In focusFavourites (NED) v Underdogs (SV
*Independent since 1993, Slovakia may have taken a while to emerge from the shadow cast by the former Czechoslovakia, but there can be no disputing their steady progress. Fourth in their qualifying section ahead of France 1998, third on the road to Korea/Japan 2002 and second four years ago, they continued their upward trajectory by sealing top spot for South Africa 2010 thanks to a team built on sturdy foundations. Forwards Stanislav Sestak of Bochum and Robert Vittek of Ankaragucu – the latter scorer of a double against Italy – are the brightest lights in the side along with Napoli playmaker Marek Hamsik and Liverpool stopper Martin Skrtel, and having disposed of *La Nazionale
they must turn their attentions to another European powerhouse. Netherlands coach Bert van Marwijk boasts a squad brimming with star quality and has succeeded in getting those gifted individuals to play as a unit, giving the likes of Robin van Persie, Rafael van der Vaart, Wesley Sneijder and Arjen Robben unshakable belief that they can go all the way. Slovakia, on the other hand, have exceeded expectations and have nothing to lose.

What they said
"I’d compare this generation with the one that reached the World Cup semi-finals in 1998. Back then I was happy with that result, but this time I’d be very disappointed to finish second,” Phillip Cocu, Netherlands assistant coach.

Faith and passion: Inter Milan playmaker Wesley Sneijder has been floating on a cloud for the last few months. A key figure in the Nerazzurri’s historic league, cup and UEFA Champions League treble, Sneijder has also admitted to finding both love and religion of late. Head over heels for Dutch actress Yolanthe Cabau, he decided to prove his dedication to her by converting to Catholicism and, taking advice from practising Catholic Javier Zanetti, chose to be baptised with minimum fuss at Inter’s chapel in their Appiano Gentile training complex. He and Yolanthe have now prayed together over the telephone every day since the FIFA World Cup began.

Prolific period: The final 15 minutes continue to yield the most goals in FIFA World Cup encounters. No fewer than 40 have been struck in the 75th minute down the years, with another 36 in the 83rd and 35 in the 88th. Only the 18th minute comes close to matching those benchmarks, with 35 goals plundered at the moment when games tend to start opening up.

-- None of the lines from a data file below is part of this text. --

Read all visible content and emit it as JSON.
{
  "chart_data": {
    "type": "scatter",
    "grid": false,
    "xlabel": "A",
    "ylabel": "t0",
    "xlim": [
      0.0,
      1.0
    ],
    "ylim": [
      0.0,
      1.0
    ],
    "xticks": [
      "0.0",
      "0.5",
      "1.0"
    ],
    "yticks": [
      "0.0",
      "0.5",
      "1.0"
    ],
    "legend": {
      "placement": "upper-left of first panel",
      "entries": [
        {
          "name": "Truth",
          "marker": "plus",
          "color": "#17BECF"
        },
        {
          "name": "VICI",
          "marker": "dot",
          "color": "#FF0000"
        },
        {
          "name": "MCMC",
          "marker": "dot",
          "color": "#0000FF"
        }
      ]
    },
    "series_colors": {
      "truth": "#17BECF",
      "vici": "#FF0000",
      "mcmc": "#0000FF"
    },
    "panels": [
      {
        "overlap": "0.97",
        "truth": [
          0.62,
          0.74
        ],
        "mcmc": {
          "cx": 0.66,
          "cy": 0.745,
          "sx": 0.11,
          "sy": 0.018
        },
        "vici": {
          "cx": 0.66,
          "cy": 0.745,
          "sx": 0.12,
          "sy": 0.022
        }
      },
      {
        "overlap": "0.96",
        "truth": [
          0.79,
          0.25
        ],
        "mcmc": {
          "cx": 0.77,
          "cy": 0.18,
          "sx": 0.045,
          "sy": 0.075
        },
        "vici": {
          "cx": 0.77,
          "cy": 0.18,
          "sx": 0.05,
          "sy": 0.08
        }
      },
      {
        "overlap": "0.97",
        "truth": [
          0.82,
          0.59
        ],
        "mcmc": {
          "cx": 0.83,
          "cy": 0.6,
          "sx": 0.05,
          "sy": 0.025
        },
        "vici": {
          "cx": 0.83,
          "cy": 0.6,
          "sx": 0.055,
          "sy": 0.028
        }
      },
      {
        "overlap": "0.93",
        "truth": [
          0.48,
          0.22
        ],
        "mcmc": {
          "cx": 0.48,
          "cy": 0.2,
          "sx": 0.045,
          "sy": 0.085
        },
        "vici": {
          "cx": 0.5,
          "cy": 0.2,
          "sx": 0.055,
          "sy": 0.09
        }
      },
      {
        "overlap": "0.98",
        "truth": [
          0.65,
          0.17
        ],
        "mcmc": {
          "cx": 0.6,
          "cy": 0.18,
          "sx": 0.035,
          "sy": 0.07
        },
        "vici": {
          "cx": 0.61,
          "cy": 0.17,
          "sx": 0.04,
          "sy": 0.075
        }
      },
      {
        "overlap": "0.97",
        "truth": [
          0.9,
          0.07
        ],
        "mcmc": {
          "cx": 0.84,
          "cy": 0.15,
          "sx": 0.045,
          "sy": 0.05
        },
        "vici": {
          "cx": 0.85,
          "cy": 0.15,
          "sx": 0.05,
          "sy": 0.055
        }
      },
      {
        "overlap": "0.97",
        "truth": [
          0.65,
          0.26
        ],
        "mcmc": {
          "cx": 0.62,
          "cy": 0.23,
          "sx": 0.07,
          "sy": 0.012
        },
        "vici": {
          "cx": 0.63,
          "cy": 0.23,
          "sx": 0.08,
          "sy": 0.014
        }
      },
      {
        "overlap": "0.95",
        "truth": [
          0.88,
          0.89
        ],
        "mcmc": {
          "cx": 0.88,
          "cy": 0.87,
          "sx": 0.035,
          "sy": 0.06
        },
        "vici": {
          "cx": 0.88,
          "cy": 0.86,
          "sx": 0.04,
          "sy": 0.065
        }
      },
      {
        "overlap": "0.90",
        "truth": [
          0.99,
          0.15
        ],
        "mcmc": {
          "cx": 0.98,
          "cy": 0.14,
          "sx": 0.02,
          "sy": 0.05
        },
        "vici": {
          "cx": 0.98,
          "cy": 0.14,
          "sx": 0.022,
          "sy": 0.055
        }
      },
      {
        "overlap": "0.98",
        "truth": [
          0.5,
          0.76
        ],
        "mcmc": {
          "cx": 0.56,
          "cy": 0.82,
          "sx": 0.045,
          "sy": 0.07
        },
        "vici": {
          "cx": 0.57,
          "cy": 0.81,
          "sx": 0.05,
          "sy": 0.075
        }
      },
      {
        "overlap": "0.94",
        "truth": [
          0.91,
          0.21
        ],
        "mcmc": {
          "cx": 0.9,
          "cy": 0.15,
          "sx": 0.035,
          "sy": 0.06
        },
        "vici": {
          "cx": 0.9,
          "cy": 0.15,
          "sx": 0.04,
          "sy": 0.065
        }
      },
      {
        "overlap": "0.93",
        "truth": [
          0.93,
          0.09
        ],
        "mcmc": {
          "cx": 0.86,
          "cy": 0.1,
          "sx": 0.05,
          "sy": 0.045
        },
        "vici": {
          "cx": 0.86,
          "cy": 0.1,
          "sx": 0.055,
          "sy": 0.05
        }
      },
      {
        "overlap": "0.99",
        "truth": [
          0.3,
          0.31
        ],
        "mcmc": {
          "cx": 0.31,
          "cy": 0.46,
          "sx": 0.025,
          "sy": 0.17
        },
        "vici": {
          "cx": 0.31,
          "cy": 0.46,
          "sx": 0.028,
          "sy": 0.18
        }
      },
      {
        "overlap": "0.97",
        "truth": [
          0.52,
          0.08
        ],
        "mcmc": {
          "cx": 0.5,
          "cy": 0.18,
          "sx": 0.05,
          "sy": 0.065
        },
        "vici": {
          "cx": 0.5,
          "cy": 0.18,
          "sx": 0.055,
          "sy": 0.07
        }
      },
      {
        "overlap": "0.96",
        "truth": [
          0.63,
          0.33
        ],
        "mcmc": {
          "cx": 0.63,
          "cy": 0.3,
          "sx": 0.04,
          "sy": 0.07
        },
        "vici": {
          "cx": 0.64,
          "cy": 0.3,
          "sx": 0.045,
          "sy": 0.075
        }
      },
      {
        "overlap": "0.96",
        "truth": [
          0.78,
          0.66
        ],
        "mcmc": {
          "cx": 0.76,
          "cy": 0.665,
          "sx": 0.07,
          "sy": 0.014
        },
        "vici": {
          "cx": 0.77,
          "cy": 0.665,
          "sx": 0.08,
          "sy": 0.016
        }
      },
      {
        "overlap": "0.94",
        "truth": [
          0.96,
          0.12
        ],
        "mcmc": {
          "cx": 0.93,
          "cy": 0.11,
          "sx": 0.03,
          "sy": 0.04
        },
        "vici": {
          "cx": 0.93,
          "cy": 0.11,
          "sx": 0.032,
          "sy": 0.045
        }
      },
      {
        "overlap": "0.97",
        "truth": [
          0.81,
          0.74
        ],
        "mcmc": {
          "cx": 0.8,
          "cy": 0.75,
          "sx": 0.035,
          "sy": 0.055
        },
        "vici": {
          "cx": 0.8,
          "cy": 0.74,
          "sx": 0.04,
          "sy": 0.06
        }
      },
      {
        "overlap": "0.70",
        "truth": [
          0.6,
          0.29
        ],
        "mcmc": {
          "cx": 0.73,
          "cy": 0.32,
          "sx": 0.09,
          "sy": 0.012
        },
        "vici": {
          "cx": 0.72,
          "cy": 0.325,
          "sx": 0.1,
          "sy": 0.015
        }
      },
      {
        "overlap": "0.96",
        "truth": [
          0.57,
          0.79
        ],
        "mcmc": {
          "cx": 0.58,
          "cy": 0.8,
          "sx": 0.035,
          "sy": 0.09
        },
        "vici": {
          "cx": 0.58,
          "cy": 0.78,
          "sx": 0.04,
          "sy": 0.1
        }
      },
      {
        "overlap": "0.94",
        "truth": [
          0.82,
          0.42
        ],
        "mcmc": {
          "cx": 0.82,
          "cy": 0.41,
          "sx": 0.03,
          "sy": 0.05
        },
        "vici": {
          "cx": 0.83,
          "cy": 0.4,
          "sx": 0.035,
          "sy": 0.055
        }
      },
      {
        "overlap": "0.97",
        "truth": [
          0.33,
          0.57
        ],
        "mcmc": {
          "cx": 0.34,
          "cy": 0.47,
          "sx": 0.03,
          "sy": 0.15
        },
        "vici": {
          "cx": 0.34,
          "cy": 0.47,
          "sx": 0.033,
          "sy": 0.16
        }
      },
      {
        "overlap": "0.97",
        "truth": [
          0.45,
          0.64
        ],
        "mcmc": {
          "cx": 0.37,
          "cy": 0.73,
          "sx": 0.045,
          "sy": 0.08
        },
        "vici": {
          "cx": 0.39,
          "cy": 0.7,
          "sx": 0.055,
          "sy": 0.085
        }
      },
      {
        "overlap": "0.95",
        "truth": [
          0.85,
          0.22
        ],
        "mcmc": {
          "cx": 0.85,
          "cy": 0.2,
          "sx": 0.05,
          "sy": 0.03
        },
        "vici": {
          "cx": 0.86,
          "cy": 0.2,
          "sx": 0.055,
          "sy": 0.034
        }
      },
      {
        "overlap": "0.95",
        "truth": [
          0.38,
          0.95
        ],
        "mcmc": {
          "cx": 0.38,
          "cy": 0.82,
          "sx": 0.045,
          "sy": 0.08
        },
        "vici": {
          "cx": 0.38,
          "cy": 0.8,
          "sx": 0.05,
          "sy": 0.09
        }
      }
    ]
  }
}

All Whites achievement: New Zealand left the competition rightly proud of their efforts, having amassed three consecutive draws including their memorable 1-1 stalemate with Italy – the virtual equivalent of Brazil holding South Africa in rugby. It was only the fourth time in the tournament’s history that a team were eliminated in the group stage without tasting defeat, after Scotland in 1974, Cameroon in 1982 and Belgium in 1998.